Gamification is a new term that has recently gained more attention in the field of education. When first saw this term among Coursera online courses, a couple of questions came to mind. Is it similar to the game-based learning? Does it mean playing games to achieve some learning objectives? To answer these questions, I decided to take this course by Prof. Kevin Werbach offered by University of Pennsylvania. It was run from Aug. 27 - Oct. 7., 2012. The course was divided up into 12 units, which were in turn divided into short video lecture segments. Each unit included 45-60 minutes of material, and there were two units per week. There were 4 quizzes, 3 written assignments (including peer assessment) and a final exam.

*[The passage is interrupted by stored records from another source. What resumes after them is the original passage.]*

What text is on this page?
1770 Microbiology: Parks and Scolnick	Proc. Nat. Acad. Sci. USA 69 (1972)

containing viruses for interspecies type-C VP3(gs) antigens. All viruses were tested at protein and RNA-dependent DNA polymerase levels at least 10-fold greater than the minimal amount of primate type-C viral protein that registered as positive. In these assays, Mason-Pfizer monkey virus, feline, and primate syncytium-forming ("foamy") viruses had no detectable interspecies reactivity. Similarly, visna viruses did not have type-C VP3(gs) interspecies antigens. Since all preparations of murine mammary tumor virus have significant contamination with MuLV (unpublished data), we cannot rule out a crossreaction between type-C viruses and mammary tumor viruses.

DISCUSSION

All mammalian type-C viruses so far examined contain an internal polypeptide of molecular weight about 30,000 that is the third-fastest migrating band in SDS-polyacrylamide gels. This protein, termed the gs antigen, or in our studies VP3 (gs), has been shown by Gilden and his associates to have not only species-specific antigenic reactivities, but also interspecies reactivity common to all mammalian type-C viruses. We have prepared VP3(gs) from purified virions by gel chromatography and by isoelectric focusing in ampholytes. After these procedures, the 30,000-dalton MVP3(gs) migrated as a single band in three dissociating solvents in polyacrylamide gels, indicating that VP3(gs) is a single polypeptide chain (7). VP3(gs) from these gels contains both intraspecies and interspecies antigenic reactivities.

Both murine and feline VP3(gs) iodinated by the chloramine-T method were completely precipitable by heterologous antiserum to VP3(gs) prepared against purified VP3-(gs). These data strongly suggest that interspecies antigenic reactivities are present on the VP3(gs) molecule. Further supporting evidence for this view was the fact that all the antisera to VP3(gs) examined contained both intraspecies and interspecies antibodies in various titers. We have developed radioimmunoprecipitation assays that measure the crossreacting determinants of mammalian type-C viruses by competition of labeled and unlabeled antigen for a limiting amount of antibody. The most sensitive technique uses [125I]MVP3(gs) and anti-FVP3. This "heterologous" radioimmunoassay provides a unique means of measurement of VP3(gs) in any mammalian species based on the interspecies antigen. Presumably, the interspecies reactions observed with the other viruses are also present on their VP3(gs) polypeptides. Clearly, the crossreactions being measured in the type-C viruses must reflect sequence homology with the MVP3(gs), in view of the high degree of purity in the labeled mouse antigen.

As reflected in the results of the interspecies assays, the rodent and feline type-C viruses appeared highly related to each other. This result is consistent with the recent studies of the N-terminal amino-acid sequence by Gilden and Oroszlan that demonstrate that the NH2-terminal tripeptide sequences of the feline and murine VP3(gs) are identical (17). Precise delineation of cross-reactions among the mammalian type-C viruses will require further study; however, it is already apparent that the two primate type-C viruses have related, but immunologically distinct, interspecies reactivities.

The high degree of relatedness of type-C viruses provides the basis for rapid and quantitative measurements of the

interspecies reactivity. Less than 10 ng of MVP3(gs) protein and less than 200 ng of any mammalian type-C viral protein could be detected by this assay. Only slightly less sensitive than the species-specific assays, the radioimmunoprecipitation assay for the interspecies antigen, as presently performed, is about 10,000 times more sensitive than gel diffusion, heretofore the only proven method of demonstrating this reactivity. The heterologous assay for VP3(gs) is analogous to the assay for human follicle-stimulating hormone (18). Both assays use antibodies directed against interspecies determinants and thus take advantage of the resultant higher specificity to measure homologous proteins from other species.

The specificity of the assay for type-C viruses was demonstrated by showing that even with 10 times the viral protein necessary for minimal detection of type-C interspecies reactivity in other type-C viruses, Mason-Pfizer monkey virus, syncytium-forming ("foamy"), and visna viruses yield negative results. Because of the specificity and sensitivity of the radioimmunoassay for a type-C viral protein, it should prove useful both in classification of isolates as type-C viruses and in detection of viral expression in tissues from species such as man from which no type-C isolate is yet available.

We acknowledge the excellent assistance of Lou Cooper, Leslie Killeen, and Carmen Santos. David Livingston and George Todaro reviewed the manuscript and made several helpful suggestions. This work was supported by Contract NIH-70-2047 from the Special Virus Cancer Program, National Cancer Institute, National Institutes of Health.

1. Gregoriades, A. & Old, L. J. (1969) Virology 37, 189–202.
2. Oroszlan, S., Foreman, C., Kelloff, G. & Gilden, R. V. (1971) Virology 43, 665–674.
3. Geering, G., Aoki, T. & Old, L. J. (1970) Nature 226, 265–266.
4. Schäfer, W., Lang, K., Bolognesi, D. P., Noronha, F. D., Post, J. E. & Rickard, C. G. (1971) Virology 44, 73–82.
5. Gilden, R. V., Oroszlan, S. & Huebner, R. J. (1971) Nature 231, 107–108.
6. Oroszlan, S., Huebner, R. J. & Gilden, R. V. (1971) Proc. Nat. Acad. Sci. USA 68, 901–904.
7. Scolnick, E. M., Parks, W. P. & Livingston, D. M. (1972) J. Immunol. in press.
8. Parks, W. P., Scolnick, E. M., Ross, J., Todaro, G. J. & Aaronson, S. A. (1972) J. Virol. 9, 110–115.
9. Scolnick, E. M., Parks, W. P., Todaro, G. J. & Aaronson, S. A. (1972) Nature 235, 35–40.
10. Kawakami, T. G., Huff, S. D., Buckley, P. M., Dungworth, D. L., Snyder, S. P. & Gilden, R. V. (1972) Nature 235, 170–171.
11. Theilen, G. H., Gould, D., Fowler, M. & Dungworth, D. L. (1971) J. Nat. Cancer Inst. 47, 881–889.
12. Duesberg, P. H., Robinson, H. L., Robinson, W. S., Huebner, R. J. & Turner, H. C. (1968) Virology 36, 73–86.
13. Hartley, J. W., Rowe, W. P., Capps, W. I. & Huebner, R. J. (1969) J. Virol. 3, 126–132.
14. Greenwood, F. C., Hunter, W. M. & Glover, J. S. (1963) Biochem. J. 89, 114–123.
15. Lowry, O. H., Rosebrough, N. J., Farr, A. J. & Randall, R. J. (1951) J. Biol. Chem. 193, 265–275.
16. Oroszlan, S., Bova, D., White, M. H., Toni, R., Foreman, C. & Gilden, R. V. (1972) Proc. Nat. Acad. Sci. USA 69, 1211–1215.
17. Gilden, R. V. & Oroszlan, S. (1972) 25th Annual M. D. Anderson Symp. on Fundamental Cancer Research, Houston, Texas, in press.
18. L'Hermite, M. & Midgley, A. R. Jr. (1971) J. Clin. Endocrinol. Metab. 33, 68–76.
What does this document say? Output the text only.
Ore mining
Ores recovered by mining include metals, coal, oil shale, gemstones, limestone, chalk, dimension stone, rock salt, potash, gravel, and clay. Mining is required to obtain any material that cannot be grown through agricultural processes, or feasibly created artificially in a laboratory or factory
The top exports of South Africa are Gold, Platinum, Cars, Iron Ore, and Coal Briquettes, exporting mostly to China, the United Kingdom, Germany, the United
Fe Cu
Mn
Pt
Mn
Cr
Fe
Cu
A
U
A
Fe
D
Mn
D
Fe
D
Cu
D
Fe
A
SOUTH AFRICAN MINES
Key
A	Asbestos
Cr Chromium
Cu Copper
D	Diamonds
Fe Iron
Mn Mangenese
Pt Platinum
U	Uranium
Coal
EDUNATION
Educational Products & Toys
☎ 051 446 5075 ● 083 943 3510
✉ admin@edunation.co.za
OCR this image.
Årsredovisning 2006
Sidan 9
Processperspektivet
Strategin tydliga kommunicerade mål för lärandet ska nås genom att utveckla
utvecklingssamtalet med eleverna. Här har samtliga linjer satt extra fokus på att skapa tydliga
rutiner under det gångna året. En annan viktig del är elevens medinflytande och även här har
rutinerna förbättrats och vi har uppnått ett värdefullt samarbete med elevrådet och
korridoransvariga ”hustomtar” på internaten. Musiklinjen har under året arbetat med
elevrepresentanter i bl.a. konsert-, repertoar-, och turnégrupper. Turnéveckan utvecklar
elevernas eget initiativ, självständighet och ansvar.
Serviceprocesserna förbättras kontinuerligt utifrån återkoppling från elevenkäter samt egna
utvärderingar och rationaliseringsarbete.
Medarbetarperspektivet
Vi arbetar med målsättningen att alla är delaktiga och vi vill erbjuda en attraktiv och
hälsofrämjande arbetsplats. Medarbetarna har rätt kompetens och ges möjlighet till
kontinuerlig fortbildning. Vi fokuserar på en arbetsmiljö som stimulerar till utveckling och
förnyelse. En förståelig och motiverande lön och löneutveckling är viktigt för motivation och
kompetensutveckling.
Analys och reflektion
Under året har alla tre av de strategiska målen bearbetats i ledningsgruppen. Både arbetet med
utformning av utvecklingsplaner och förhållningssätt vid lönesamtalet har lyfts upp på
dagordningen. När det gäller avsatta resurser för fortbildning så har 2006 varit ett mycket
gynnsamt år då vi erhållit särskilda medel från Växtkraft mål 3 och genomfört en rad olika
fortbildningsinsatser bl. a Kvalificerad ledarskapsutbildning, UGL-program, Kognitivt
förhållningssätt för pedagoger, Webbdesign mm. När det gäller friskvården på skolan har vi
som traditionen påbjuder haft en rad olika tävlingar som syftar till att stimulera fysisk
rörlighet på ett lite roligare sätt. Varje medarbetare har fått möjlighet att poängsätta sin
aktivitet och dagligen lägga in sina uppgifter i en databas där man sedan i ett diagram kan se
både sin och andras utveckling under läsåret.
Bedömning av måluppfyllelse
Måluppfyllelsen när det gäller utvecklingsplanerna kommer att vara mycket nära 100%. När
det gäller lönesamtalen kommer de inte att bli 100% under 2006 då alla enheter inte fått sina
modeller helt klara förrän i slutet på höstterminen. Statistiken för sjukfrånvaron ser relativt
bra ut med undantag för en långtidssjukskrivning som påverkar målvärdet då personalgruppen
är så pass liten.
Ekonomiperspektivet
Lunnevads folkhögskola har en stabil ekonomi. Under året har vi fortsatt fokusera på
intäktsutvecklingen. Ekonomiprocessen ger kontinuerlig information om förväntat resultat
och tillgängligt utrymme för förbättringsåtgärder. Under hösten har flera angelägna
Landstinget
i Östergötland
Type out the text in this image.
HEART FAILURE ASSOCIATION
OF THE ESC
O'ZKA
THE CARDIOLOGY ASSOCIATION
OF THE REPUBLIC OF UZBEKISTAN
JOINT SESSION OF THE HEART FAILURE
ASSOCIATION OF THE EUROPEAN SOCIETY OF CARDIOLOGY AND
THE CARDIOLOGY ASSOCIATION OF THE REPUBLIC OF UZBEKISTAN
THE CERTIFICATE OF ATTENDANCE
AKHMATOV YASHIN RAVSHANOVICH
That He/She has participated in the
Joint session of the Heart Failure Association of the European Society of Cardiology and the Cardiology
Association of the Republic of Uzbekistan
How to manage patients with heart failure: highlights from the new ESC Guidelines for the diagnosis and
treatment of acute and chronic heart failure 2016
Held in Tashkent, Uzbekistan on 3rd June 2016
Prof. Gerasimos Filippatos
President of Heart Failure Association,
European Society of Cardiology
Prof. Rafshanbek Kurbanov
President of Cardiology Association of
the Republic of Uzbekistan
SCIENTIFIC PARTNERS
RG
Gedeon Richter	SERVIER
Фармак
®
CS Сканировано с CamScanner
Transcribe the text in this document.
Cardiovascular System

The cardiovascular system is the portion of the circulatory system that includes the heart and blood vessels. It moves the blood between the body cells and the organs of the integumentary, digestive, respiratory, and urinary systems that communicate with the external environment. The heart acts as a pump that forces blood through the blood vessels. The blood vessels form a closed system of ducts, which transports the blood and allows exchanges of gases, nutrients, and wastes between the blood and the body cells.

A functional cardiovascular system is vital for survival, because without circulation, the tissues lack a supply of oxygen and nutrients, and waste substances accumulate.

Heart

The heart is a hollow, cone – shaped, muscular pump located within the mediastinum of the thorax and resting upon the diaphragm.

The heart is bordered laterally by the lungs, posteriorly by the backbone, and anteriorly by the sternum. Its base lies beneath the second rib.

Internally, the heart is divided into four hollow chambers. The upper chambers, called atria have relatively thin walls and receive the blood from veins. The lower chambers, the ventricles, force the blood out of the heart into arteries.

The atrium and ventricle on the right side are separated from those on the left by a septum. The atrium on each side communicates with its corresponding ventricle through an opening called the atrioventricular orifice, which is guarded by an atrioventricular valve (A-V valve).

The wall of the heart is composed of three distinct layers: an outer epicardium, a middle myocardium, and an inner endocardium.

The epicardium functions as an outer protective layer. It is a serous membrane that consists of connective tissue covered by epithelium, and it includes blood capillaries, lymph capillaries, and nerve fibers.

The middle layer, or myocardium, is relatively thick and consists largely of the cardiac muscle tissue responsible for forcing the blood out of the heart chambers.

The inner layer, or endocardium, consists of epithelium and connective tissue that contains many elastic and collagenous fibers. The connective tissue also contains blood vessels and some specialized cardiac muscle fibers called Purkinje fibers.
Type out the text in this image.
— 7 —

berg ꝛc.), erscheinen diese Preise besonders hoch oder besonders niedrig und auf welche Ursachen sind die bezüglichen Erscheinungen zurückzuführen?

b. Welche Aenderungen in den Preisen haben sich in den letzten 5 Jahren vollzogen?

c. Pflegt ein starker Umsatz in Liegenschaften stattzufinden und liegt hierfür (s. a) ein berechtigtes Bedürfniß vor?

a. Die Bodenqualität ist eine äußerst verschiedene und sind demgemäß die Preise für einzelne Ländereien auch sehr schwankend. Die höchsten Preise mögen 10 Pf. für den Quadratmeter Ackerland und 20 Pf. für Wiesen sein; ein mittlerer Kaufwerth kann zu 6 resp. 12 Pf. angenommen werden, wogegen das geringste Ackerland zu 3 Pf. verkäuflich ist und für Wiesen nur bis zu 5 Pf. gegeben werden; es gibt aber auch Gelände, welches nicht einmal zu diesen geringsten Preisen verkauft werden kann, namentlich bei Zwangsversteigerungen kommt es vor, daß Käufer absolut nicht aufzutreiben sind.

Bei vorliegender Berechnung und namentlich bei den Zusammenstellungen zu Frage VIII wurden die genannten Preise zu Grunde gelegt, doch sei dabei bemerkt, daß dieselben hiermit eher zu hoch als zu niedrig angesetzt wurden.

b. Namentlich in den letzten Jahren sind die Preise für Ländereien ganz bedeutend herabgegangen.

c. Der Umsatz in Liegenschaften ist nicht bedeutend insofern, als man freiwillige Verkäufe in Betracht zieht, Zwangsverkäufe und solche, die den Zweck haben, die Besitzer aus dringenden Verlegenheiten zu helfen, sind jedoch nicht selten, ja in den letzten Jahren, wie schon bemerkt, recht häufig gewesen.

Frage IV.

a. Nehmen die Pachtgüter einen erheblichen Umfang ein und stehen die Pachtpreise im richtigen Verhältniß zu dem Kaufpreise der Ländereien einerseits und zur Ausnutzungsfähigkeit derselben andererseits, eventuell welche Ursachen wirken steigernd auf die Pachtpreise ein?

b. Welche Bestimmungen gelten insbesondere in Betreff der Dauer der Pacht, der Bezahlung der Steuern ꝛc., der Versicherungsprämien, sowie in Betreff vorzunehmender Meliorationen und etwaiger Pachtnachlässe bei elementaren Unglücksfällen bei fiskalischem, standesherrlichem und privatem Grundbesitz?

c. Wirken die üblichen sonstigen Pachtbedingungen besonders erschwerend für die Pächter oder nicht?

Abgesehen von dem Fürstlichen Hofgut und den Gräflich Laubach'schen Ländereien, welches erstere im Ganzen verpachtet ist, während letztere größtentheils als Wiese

We communicated with each other through the discussion forms and collaborated to create a wiki as a resource for gamification.
What is Gamification?
It is applying game mechanics,e.g., points, badges, rewards, levels, bar progress ... etc to an existing content to make students more interactive, motivated and engaged.
How to Gamify?
Reading this article, one or more of the following can be done:
- Add points to tasks that need to be completed
- Define badges/rewards to be given out after a criteria is met
- Create a Leaderboard to show top performers
- Define levels to repeat tasks or to perform harder tasks
- Earning of badges can be tied to unlocking higher levels
How to start Gamifying your teaching?
After completing this course, I tried some simple steps to incorporate such a new trend in my traditional classrooms. I just tried to gamify my whiteboard. Here are some of my tips:
- Divide your students into 3 large groups. Each group will complete some questions. If the students of a group answer correctly, they will get a POINT. At the end of the activity, add up these points and tell them the Winner Group.
- A list of active students can be created on the right top of the whiteboard.
- Smiley faces are given to students instead of points or badges. I can give students a happy face if they did a great job, a wow face if they did an amazing job, sad face if they didn't complete a task or answer incorrectly ... etc. Students love this technique so much because it is a visual funny way that expresses their performances and learning progress.